Şimdilerde ; hepimizi öldürmek pahasına birilerinin kaprisi veya şantajlar sonucu sömürgeci bir dünyanın ya da dayatmaları sonucu hastalıklı yerlere doğru itiliyoruz. Bu sadece tek örnek değil Tekel’ in başına gelen ortada ve buna benzer onlarca örnekle karşı karşıyayız”
Sosyal medyanın ayrıştırma unsuru haline geldiğini belirten ve doğru amaçlar için sosyal medyanın kullanılması gerektiğinin altını çizen Gazeteci-Yazar Banu Avar Amerikan Savunma Bakanlığı ve CIA’in sosyal medya üzerinden dünyadaki duygu haritalarını çıkarıp; birer ayrıştırma unsuruna çevirdiğini söyledi.

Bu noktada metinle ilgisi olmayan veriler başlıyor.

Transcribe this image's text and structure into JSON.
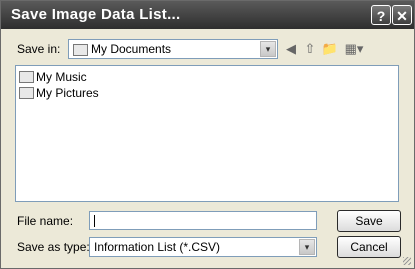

Avar; “Mikro düzeyde hepimizi birbirimize karşı kırdırmak, esas hedef bu! Herkesin birbirinden nefret etmesini, herkesin birbirine rahatça küfür etmesini, hepimizin birbirine yaftalamasını sağlamak. Amaçlanan budur ; bütün Ülkelerde bu yapıldı. Yugoslavya bu şekilde dağıtıldı.” diyerek Sosyal Medya üzerinden hepimizi birbirimize karşı kırdırmak istendiğine dikkat çekti ve şunları söyledi “Etnik olarak ve mezhepsel olarak artık böyle ağzımıza pelesenk oldu. Mühim olan birbirimizden ayrışmamız, birbirimizden nefret etmemiz, birbirimizi sevmememiz. Aslında bir anlamda tenzih ediyorum buradakileri ,ama partilerde bu görevi görüyor.”

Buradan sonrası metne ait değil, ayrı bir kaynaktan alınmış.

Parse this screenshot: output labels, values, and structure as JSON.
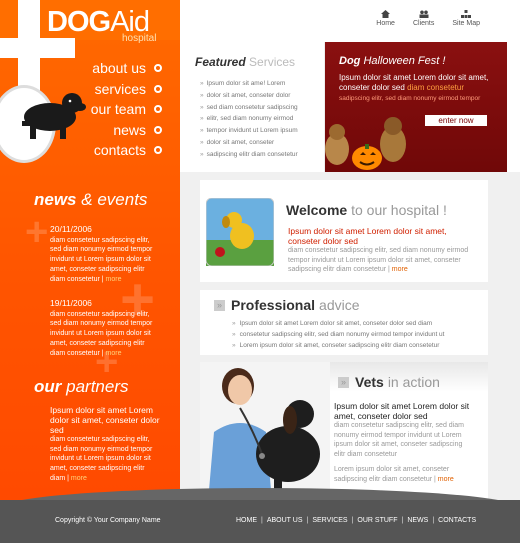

Türkiye’deki çok partili yaşama geçildiği 1946’dan beridir, politikaya atılanların çoğunlukla ülkelerini değil; kendi çıkarlarını savunduklarını söyleyen ve uzun seneler boyunca parlamento muhabirliği yapan Gazeteci-Yazar Banu Avar; partilerin milleti paramparça ettiklerini ve bütün partilerin zenginler sınıfına hizmet ettiğini savundu ve şu görüşlerini belirtti.

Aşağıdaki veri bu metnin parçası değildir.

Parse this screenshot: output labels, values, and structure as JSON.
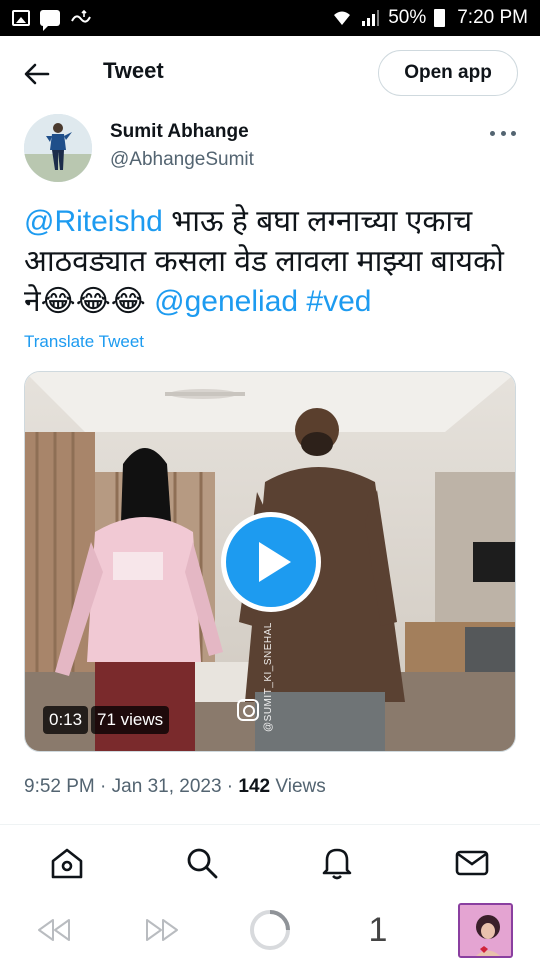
{
  "status_bar": {
    "battery": "50%",
    "time": "7:20 PM"
  },
  "header": {
    "title": "Tweet",
    "open_app_label": "Open app"
  },
  "author": {
    "name": "Sumit Abhange",
    "handle": "@AbhangeSumit"
  },
  "tweet": {
    "mention_1": "@Riteishd",
    "text_body": " भाऊ हे बघा लग्नाच्या एकाच आठवड्यात कसला वेड लावला माझ्या बायको ने",
    "emojis": "😂😂😂",
    "mention_2": "@geneliad",
    "hashtag": "#ved",
    "translate_label": "Translate Tweet"
  },
  "media": {
    "duration": "0:13",
    "views": "71 views",
    "watermark": "@SUMIT_KI_SNEHAL"
  },
  "meta": {
    "time": "9:52 PM",
    "separator_1": " · ",
    "date": "Jan 31, 2023",
    "separator_2": " · ",
    "view_count": "142",
    "views_label": " Views"
  },
  "browser": {
    "tab_count": "1"
  },
  "colors": {
    "accent": "#1d9bf0",
    "text": "#0f1419",
    "secondary": "#536471"
  }
}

” Türkiye’de hiç zamanı gelmemişken partiler furyası başlatıldı 1946’ da o partiler ki; milleti paramparça ettiler. Şu anda sadece tek sınıfa ait bütün partiler . O da zenginler sınıfı, Benim gördüğüm; işçinin herhangi bir partisi yok, ki ben bir fikir işçisiyim, beni temsil eden bir parti şu güne kadar görmedim. İçinde herkesin dümenler çevirdiği, tabi ki içinde düzgün adamlar düzgün insanlar vardır ama geneli 18 yaşımdan beri benim parlamento koridorlarında gördüğüm “Yiyelim, Yutalım abi “ dışında başka bir şey olmadı. Arada çıkan dürüst adamları da iyi harcadılar, benim özetim bu olduğu için ben bu haldeyim, bu olduğu için ben dışarıdan platformlarla yürümek gerektiğini savunuyorum. İnsanlar partilerde çalışabilirler ; tamam çalışsınlar. Zaten taban temiz bir taban ama yukarıda neler olduğuna ne işler çevrildiğine iyi dikkat etsinler, iyi izlesinler, çünkü görmek ve anlamak zordur. Çok zor ve çok karmaşık bir yapıdır.” Babasının Kafkasyalı Dağıstan Göçmeni olduğunu söyleyen Avar; konuşmasının bu bölümünde ise insanların ayrıştırılmasına çalışıldığına dikkat çekerek şunları söyledi.
“Mikro düzeyde hepimizi sen Kürt’ sün, sen Çerkez’ sin, sen Laz’ sın sen O’ sun sen bu’ sun diye zaten kırıp dökmeye çalışıyorlar bu gitti. Daha sonra Sünni mi Alevi mi bugün dâhil olduğum bir grupta ki benim babam Kafkasyalı Dağıstan Göçmeni, buraya gelirken gözlerime inanmayacağım laflar okudum. Bu Lezgilere karşı Dağıstan grubu içerisinde Lezgi, Avar, Terekeme, Karapapak ve Adigeler olmak üzere bir sürü insan topluluğu var. Diyor ki ;bunlara karşı Lezgilerin üstünlüğünü sağlayalım. Bakın orada da Mikro Milliyetçilik söz konusu. 1. Dünya Savaşı’nda da böyleydi. Altını çizmemiz gereken nokta bu , Emperyalizmin bize dayattığı bu Mikro anlayış. Her şey böyle küçük ölçekli olacak.”
Yakın dönemde Feminizmle ilgili olan görüşleri sebebiyle Feministlerin de yoğun bicimde eleştirdikleri ve “Anti Feminist” olarak tanımladıkları , Gazeteci-Yazar Banu Avar, Feminist görüşle ilgili eleştirilerini bir kere daha panelde belirtti. Erkeklerin ve kadınların yetenek ve ihtiyaçlarının çok farklı olduğunu ve bu yüzden de eşit olarak değerlendirilmesinin doğru olmayacağını ifade eden Avar, hem kadına hem de erkeğe yönelik şiddete ve iki cinsin birbirlerinden güçlüymüş gibi gösterilmesine de karşı çıkarak; kadın dinleyicilerine Türk Kadınının “ Gazi Mustafa Kemal Paşa’nın Kızı “ olması gerektiğini ifade etti.